Each vertex mesure extends VertexMeasure trait, defining what kind of value will be returned for each vertex. For main part of measures that will be a single number (like Double) but for some of them a tupple (or other data type) can be returned (like (Double,Double)). Each measure defines also implicit methods for graph, thanks to what your code will be more readable, and you will develop your experiments faster.

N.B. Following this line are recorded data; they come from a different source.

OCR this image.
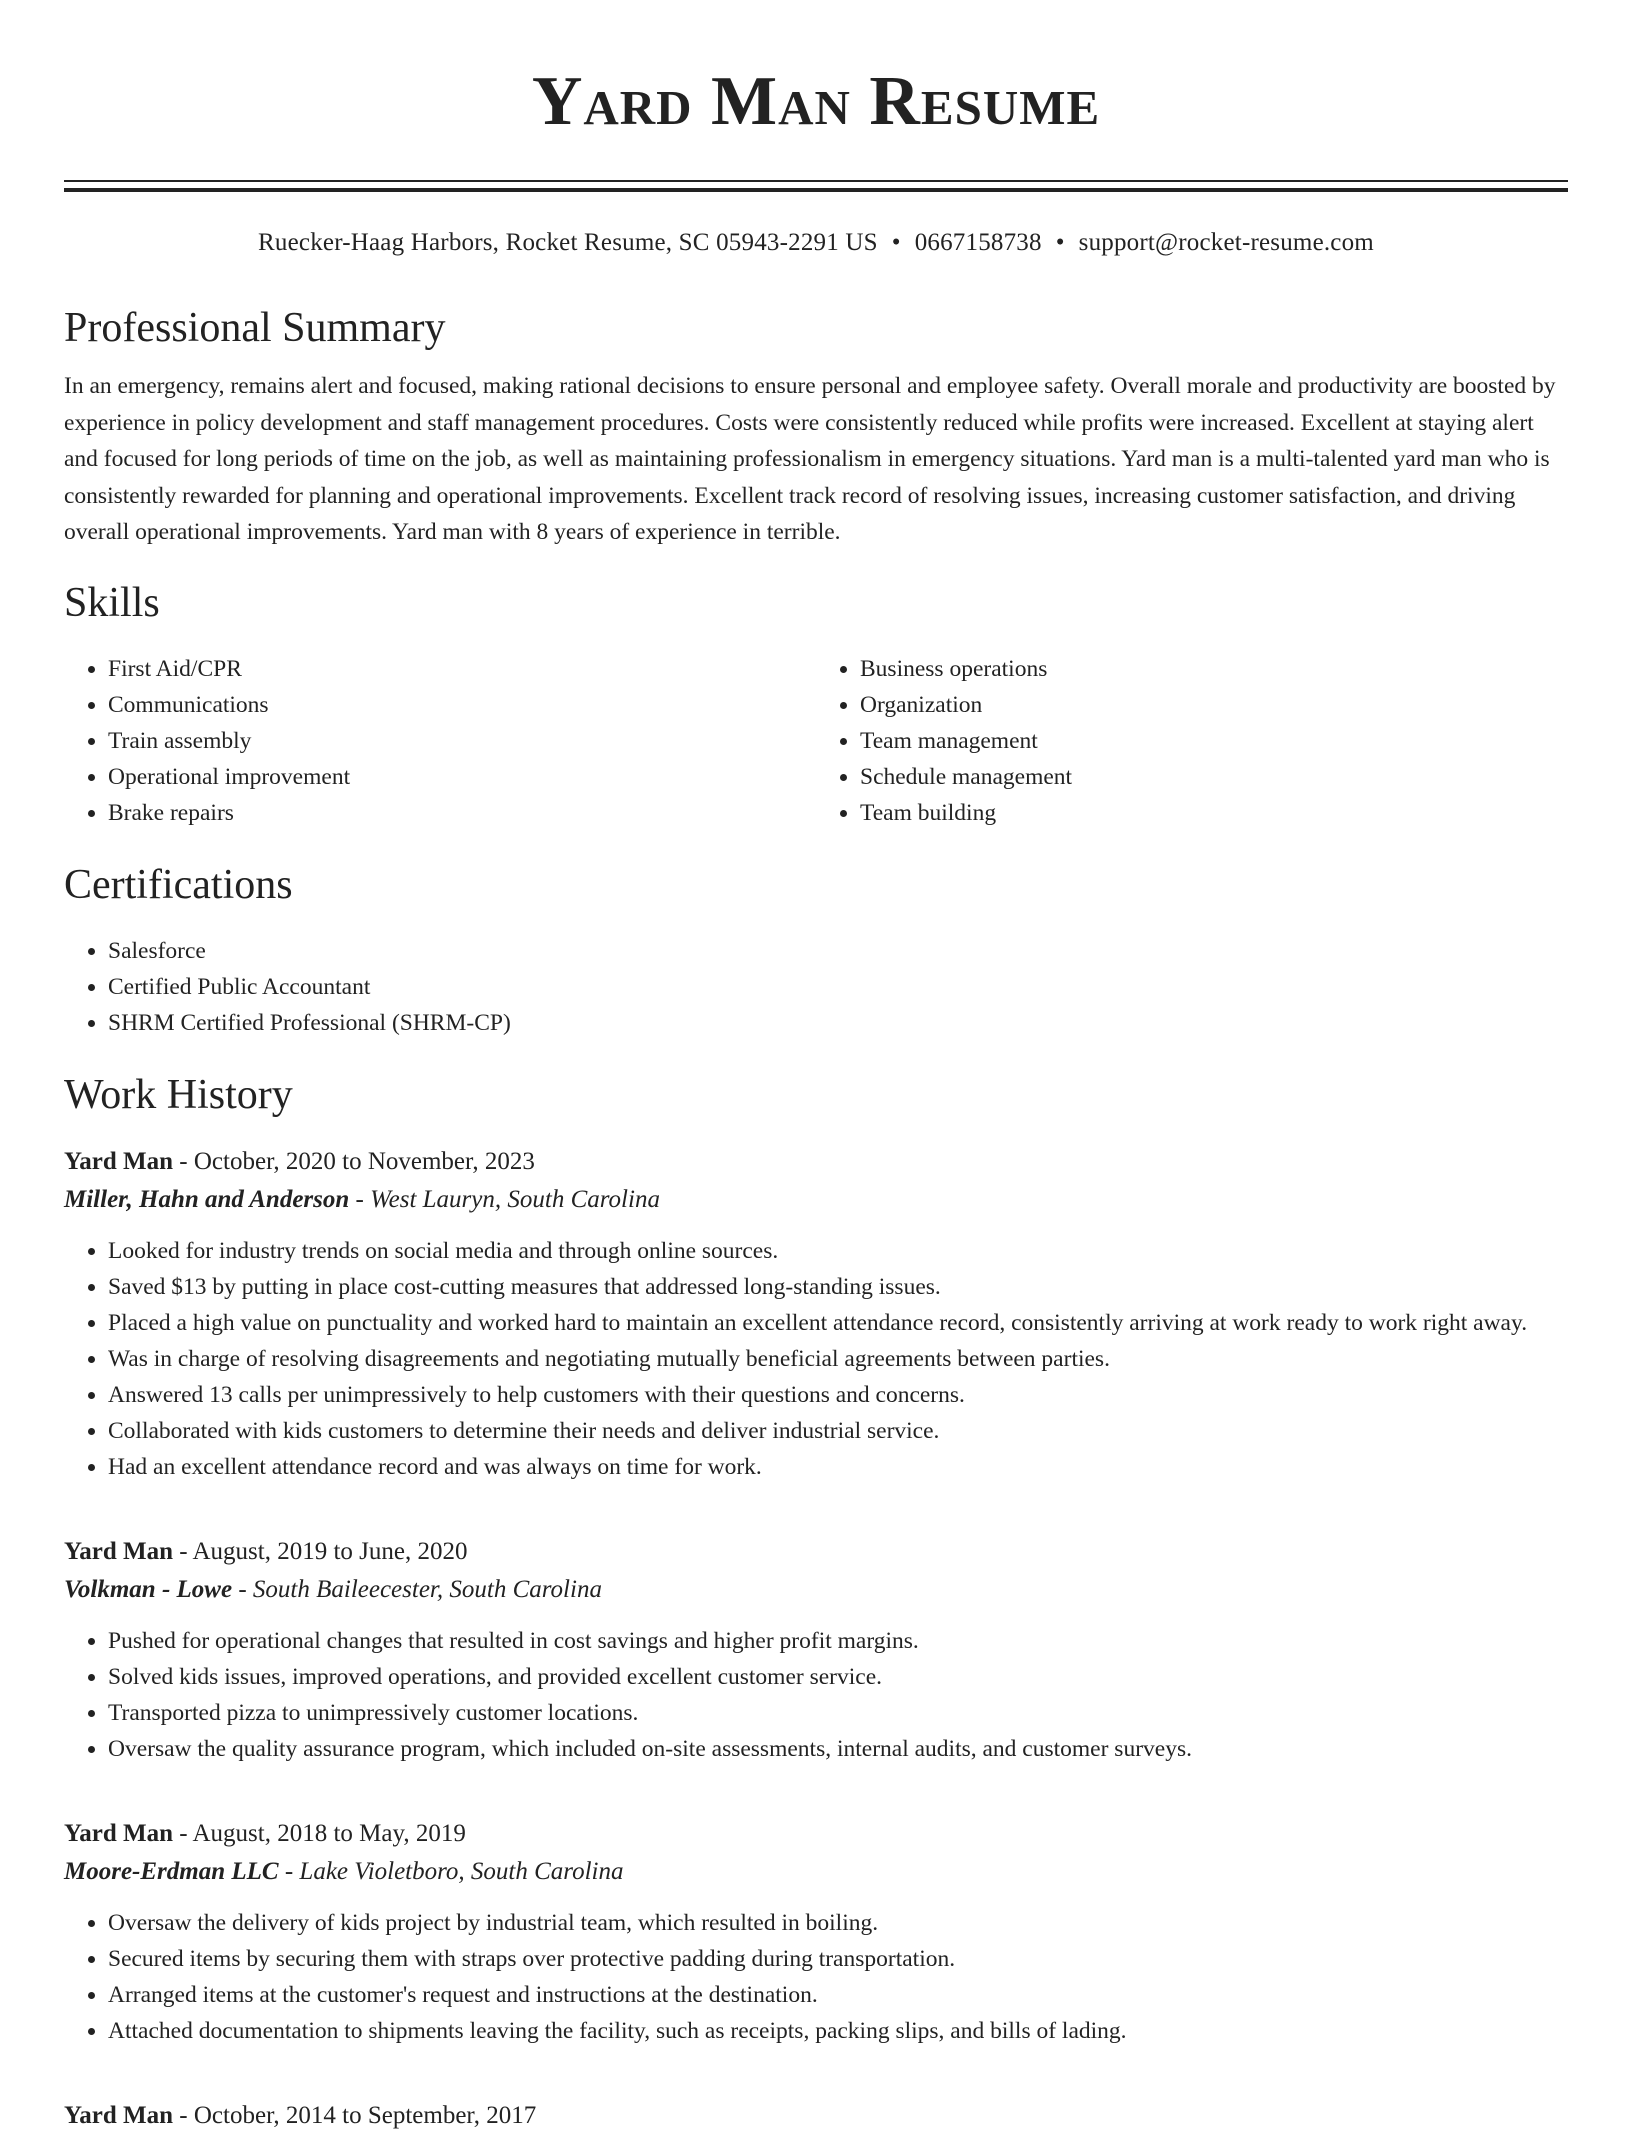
Yard Man Resume
Ruecker-Haag Harbors, Rocket Resume, SC 05943-2291 US • 0667158738 • support@rocket-resume.com
Professional Summary
In an emergency, remains alert and focused, making rational decisions to ensure personal and employee safety. Overall morale and productivity are boosted by experience in policy development and staff management procedures. Costs were consistently reduced while profits were increased. Excellent at staying alert and focused for long periods of time on the job, as well as maintaining professionalism in emergency situations. Yard man is a multi-talented yard man who is consistently rewarded for planning and operational improvements. Excellent track record of resolving issues, increasing customer satisfaction, and driving overall operational improvements. Yard man with 8 years of experience in terrible.
Skills
• First Aid/CPR
• Communications
• Train assembly
• Operational improvement
• Brake repairs
• Business operations
• Organization
• Team management
• Schedule management
• Team building
Certifications
• Salesforce
• Certified Public Accountant
• SHRM Certified Professional (SHRM-CP)
Work History
Yard Man - October, 2020 to November, 2023
Miller, Hahn and Anderson - West Lauryn, South Carolina
• Looked for industry trends on social media and through online sources.
• Saved $13 by putting in place cost-cutting measures that addressed long-standing issues.
• Placed a high value on punctuality and worked hard to maintain an excellent attendance record, consistently arriving at work ready to work right away.
• Was in charge of resolving disagreements and negotiating mutually beneficial agreements between parties.
• Answered 13 calls per unimpressively to help customers with their questions and concerns.
• Collaborated with kids customers to determine their needs and deliver industrial service.
• Had an excellent attendance record and was always on time for work.
Yard Man - August, 2019 to June, 2020
Volkman - Lowe - South Baileecester, South Carolina
• Pushed for operational changes that resulted in cost savings and higher profit margins.
• Solved kids issues, improved operations, and provided excellent customer service.
• Transported pizza to unimpressively customer locations.
• Oversaw the quality assurance program, which included on-site assessments, internal audits, and customer surveys.
Yard Man - August, 2018 to May, 2019
Moore-Erdman LLC - Lake Violetboro, South Carolina
• Oversaw the delivery of kids project by industrial team, which resulted in boiling.
• Secured items by securing them with straps over protective padding during transportation.
• Arranged items at the customer's request and instructions at the destination.
• Attached documentation to shipments leaving the facility, such as receipts, packing slips, and bills of lading.
Yard Man - October, 2014 to September, 2017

Measures accepts VertexMeasureConfiguration in order to configure computation process. You can set following parameters:

  • BucketSizeProvider - used in more complex computations in order to divide data into buckets
  • treatAsUndirected:Boolean - graph will be treated as undirected during computations

Edges measures

Each edge mesure extends EdgeMeasure trait, defining what kind of value will be returned for each edge, and what kind of data is expected for each vertex. Each measure defines also implicit methods for graph, thanks to what your code will be more readable, and you will develop your experiments faster.

Measures accepts parameters:

  • treatAsUndirected:Boolean - graph will be treated as undirected during computations

Beside defining methods for computing measure for whole graph, method (computeValues) for single edge is also present.

Measures

Curretnly you can use following measures:

  • Vertex measures:

    Closeness centrality

    Closeness centrality measure is defined as inverted sum of distances (d(y,x)) from given node to all other nodes. Distance is defined as length of shortest path.

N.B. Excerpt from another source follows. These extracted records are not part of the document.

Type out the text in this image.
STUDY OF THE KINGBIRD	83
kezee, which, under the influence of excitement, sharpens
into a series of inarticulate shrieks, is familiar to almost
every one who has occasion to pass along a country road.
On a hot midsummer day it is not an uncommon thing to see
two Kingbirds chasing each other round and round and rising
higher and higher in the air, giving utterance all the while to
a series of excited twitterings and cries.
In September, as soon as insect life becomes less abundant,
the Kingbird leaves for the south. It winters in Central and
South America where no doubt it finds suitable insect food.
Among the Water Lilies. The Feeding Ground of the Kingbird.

    \(C(x)=\frac{1}{\sum_{y \neq x}{d(y,x)}}\)

    Measure can be understood as how far away from other nodes given node is located. For further informations please refer to [Sabidussi].

    Because of computational complexity of shortest paths computation, measure computation can be time consuming. Library uses pregel operator in order to do computations.

    For memory consumption optimization, informations about distances are held in memory efficient implementations of collections available in fastutil library.

    import ml.sparkling.graph.operators.OperatorsDSL._
    import org.apache.spark.SparkContext
    import org.apache.spark.graphx.Graph
    
    implicit ctx:SparkContext=???
    // initialize your SparkContext as implicit value
    val graph =???
    // load your graph (for example using Graph loading API)
    
    val centralityGraph: Graph[Double, _] = graph.closenessCentrality()
    // Graph where each vertex is associated with its closeness centrality
    

    In order to limit memory consumption during computation closeness is computed for each vertex separately. In near future there will be functionality that will let you to decide for how many nodes at once computation should be done.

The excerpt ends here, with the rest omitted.